Other initiatives, the business leaders said, include reforming the state's workers' compensation insurance system, encouraging economic development, expanding South Carolina's ports; ensuring funding and accountability for education, addressing highway needs, and examining health-care costs.

In this election year, business leaders such as Whittle and Emerson Gower Jr., vice president of Progress Energy, say Gov. Mark Sanford and state lawmakers must help solve the most pressing economic, educational, health-care and public-safety problems. Gower is chairman of the state Chamber.

A huge concern, however, is that many state lawmakers this year hope to lower property taxes and increase sales taxes -- a move critics fear will benefit the wealthy while placing a much higher tax burden on the poor.

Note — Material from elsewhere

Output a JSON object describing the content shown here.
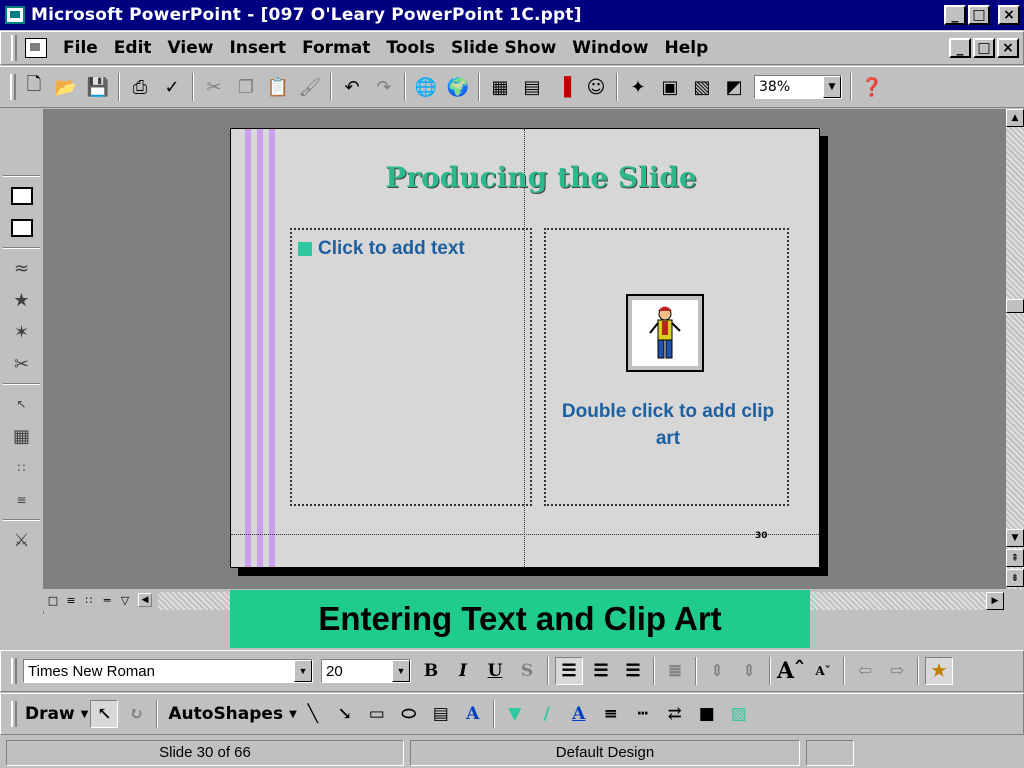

Business leaders said such a move could be risky. While they believe companies pay an inordinate amount of property taxes, shifting more of the tax burden to a sales tax moves the state to a more volatile funding mechanism that could threaten government revenues and the state's economic competitiveness, they said.

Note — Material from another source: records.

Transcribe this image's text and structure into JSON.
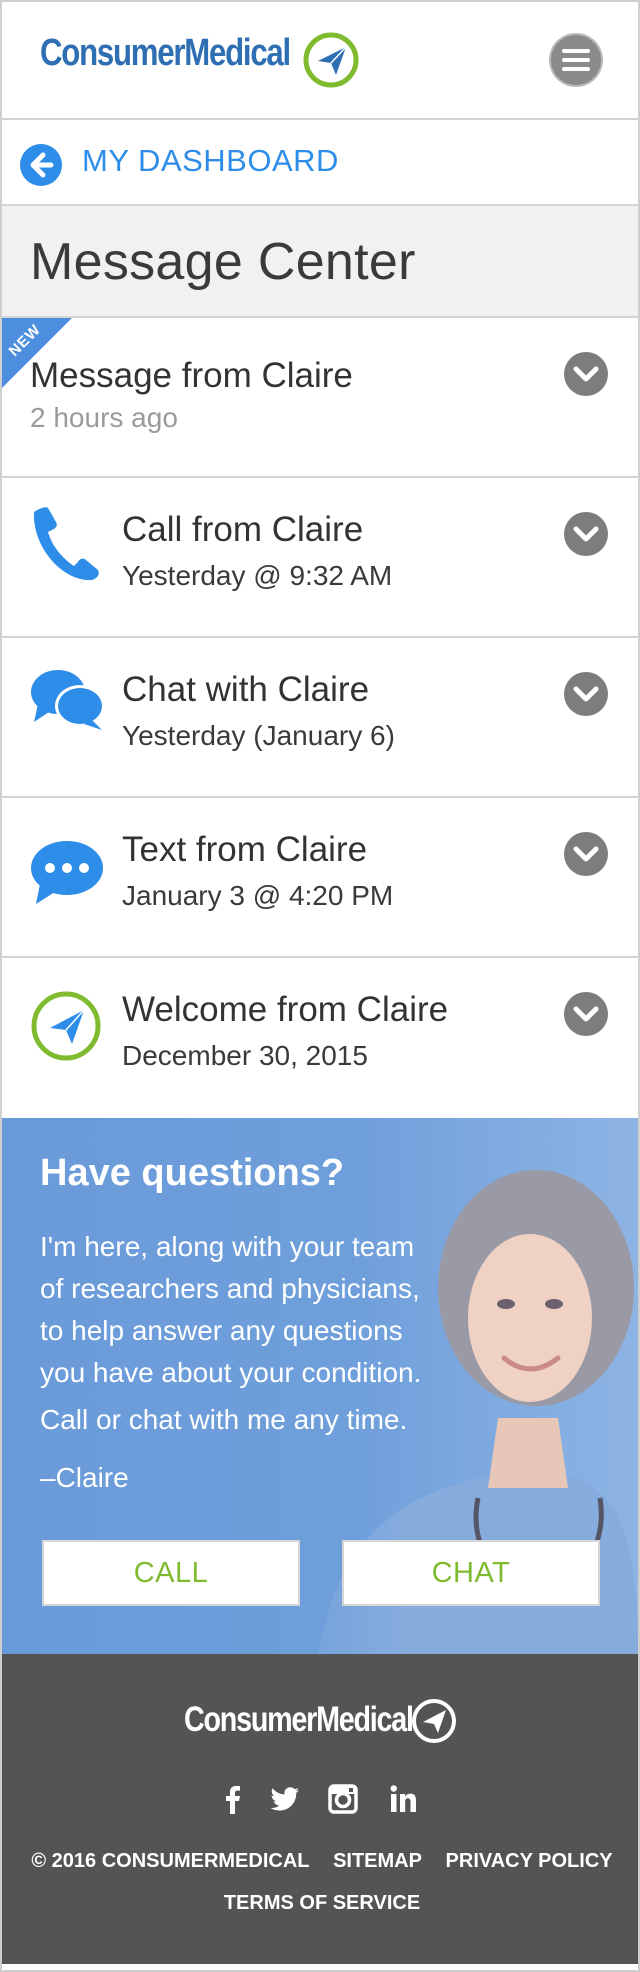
{
  "app": {
    "brand_name": "ConsumerMedical",
    "brand_tm": "™"
  },
  "nav": {
    "back_label": "MY DASHBOARD",
    "menu_icon": "hamburger-menu-icon"
  },
  "page": {
    "title": "Message Center"
  },
  "messages": [
    {
      "title": "Message from Claire",
      "subtitle": "2 hours ago",
      "badge": "NEW",
      "icon": "none"
    },
    {
      "title": "Call from Claire",
      "subtitle": "Yesterday @ 9:32 AM",
      "icon": "phone-icon"
    },
    {
      "title": "Chat with Claire",
      "subtitle": "Yesterday (January 6)",
      "icon": "chat-bubbles-icon"
    },
    {
      "title": "Text from Claire",
      "subtitle": "January 3 @ 4:20 PM",
      "icon": "text-bubble-icon"
    },
    {
      "title": "Welcome from Claire",
      "subtitle": "December 30, 2015",
      "icon": "consumermedical-logo-icon"
    }
  ],
  "promo": {
    "title": "Have questions?",
    "body": "I'm here, along with your team of researchers and physicians, to help answer any questions you have about your condition.",
    "body2": "Call or chat with me any time.",
    "signature": "–Claire",
    "call_label": "CALL",
    "chat_label": "CHAT"
  },
  "footer": {
    "brand_name": "ConsumerMedical",
    "social": [
      "facebook-icon",
      "twitter-icon",
      "instagram-icon",
      "linkedin-icon"
    ],
    "copyright": "© 2016 CONSUMERMEDICAL",
    "sitemap": "SITEMAP",
    "privacy": "PRIVACY POLICY",
    "terms": "TERMS OF SERVICE"
  },
  "colors": {
    "accent_blue": "#2d8de8",
    "brand_blue": "#2e6fb3",
    "brand_green": "#7fba2f",
    "promo_blue": "#6f9fdb",
    "footer_grey": "#545454"
  }
}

"The sales tax is the most volatile; property tax is the most stable" source of government funding, said S. Hunter Howard Jr., the state Chamber's president and chief executive officer. "And you're moving from the most stable to the most volatile."

The business leaders believe homeowners have legitimate concerns about the way their properties are taxed and about the burden reassessment often places on those least able to afford it. And they acknowledge that at hearings across the state, the public has said it clearly is in favor of changes that include residential property tax relief.

Still, research shows the state's overall tax burden per taxpayer compares favorably with other states and is 5 percent to 8 percent below the national average as a percentage of personal income, state Chamber officials said. Based on residential property tax alone, South Carolina ranks in the middle -- 23rd -- nationwide, Whittle said.

The exceptions are manufacturing and commercial property taxes, which are among the highest in the country, Chamber officials said. South Carolina now has the highest tax on industrial property and the eighth highest tax on commercial property in the nation, the Chamber says.

In all, "we're not overtaxed in South Carolina," Whittle said.

But in examining single tax rates, "our taxes are higher than they are in other places," he said.

Whittle said an independent commission should be formed to examine the long-term impact of tax relief. Until then, he said, the state should adopt a "circuit breaker" concept that targets property-tax relief for those who need it most.

The Chamber supports a 1 percent increase in the sales tax to finance income-based circuit breakers for renters and residential property owners. In addition, the state should provide a program allowing all other classes of property owners who don't qualify for circuit breakers to defer their tax debt until the property changes hands, Chamber officials said.

"Hopefully, there are some Band-Aids they (state lawmakers) can put on this thing and solve it in ways other states have solved it temporarily and then we can move forward with creating this commission," Whittle said.

Meanwhile, the Senate Judiciary Committee on Wednesday unanimously passed three pieces of property tax reform, the Associated Press reported.

One bill would make so-called point-of-sale reassessment the default system statewide. Under that method, property would be reassessed only when sold, inherited or substantially improved. But the amendment allows counties to choose from other reassessment options provided by the General Assembly -- which some tax groups oppose.

Another proposal would cap local tax rates. Increases would be limited to the state's personal income growth except in specified situations. Local governments could get more money through a public vote.

A third amendment would require that if governments must raise taxes due to a debt from the previous year, a court order, or a "catastrophic event," such as a natural disaster or terrorist attack, then tax bills must list those amounts separately.

The bills discussed Wednesday don't address legislators' ideas to cut property taxes by increasing the state sales tax. The state constitution requires that any legislation that affects state revenue come from the House.